BoG rolls out measures to stop dollar pricing
The Bank of Ghana (BoG) is to enforce legal tender laws rigorously, particularly in sectors where foreign currency pricing has become the norm, as part of measures to stop dollar pricing in the country.
“The ongoing rollout of the e-Cedi, our digital currency, will be seamlessly integrated with retail payment systems to guarantee that even as we transition to a digital economy, the cedi remains at the forefront of financial transactions,” the Governor of the BoG, Dr Johnson Pandit Asiama, said.
He also said that the central bank would soon complete a comprehensive regulatory framework for virtual asset service providers (VASPs) to bring the much-needed oversight to the rapidly evolving digital asset landscape.
That, he said, would bring cryptocurrency exchanges and digital asset platforms under formal oversight, align them with anti-money laundering and counter the financing of terrorism rules by ensuring that digital innovation supports, rather than undermines forex control and monetary stability.
Event
The Governor, who was speaking at a Thought Leadership programme at the Graphic Business/Stanbic Bank Breakfast Meeting in Accra on Monday, said in spite of transacting locally, many businesses continued to price goods and services in US dollars, especially in areas such as real estate, education and luxury retail.
The programme was a joint initiative of the Graphic Communications Group Ltd (GCGL) and Stanbic Bank Ghana.

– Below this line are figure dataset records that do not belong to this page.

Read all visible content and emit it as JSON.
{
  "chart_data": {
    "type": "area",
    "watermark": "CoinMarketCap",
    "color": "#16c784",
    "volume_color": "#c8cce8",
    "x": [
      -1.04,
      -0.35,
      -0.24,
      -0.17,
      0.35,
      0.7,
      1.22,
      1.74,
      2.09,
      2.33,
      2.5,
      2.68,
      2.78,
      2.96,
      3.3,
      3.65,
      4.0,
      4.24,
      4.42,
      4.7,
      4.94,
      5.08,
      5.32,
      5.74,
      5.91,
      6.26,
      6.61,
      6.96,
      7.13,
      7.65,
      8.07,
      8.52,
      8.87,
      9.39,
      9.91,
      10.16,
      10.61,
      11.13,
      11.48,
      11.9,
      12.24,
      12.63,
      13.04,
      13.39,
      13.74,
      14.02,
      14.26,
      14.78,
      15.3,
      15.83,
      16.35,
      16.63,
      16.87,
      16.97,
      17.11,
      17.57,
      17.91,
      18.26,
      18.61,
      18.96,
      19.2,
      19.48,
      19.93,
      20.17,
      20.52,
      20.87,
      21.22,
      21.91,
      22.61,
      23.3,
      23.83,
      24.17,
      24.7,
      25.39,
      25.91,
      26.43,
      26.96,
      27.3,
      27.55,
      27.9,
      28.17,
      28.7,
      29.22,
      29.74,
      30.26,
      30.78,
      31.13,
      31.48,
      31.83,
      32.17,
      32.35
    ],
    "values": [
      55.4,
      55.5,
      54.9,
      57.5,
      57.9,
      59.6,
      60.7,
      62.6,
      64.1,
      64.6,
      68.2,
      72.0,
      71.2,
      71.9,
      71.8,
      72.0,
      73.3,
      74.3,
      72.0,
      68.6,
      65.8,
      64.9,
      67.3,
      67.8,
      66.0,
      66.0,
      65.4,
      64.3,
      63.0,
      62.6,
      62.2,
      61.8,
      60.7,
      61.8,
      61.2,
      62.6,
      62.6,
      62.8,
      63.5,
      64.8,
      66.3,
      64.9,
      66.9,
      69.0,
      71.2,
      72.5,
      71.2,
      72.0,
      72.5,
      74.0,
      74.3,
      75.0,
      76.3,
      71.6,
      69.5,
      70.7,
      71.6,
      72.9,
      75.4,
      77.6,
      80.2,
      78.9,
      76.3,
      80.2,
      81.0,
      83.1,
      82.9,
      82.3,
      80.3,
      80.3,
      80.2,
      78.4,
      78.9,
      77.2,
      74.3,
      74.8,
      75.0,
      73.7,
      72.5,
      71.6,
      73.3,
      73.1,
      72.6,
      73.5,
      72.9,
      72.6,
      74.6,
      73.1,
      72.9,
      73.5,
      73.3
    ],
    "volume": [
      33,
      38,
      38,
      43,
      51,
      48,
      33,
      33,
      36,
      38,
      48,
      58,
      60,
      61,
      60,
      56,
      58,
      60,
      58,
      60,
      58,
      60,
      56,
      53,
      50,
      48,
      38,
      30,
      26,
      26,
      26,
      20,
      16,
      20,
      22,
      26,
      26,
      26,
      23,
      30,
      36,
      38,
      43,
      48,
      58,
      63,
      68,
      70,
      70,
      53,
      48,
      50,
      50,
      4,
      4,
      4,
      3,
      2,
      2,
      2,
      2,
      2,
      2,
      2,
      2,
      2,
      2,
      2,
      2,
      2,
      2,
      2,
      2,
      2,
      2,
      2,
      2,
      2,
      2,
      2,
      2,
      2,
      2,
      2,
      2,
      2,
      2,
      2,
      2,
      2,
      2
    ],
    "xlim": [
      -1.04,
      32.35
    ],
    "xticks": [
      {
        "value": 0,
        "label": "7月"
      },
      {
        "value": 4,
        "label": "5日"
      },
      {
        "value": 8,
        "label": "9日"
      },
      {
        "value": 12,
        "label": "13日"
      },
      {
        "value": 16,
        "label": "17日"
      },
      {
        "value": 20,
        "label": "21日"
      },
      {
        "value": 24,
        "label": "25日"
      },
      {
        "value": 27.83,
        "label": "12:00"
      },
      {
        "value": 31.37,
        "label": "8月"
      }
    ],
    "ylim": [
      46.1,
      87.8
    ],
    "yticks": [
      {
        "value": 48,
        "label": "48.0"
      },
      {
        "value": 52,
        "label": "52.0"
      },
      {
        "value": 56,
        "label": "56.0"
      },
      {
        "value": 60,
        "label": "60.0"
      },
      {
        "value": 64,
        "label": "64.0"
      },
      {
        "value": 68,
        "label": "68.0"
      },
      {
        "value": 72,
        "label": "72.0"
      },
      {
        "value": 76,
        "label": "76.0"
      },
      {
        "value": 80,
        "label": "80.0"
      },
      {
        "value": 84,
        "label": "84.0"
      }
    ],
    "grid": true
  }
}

It is a series of dialogues held quarterly that features selected topics aimed at influencing government policies in favour of businesses.
Breach of law
Dr Asiama said the persistent and deep-rooted culture of dollarisation in the economy did not only breach legal tender laws but also undermined public trust and confidence in the cedi, compromising the country's economic stability and financial sovereignty.
Dr Asiama said that although export earnings had shown an upward trend, a considerable proportion of the funds were either being retained in foreign accounts or not being productively reinvested in the local economy, thereby depriving the country of potential economic benefits and hindering sustainable growth.
He said the country’s formal savings rate remained low, and that export value retention, particularly among SMEs and in the informal sector, was far below potential.
Enforcing measures
The Chairman of the Securities and Exchange Commission (SEC) Governing Board, Dr Adu Anane-Antwi, also said that steps must be put in place to ensure foreign currencies chased the cedi to promote a more stable foreign exchange market.
“Most of us have travelled outside where you cannot use the dollar to pay your hotel bills. I have experienced that in South Africa, Kenya, Ethiopia and South Korea,” he said.
The Managing Director of the Ghana Stock Exchange (GSE), Abena Amoah, also proposed the promotion of Ghanaian ownership in a larger number of companies as part of measures to retain more foreign currencies.
“A few years ago, MTN came to the market and was required to sell 30 per cent of its shares to Ghanaians using the Ghana Stock Exchange, which means that of all the dividends MTN has now paid, at least 30 per cent is retained with the larger Ghanaian community,” she said.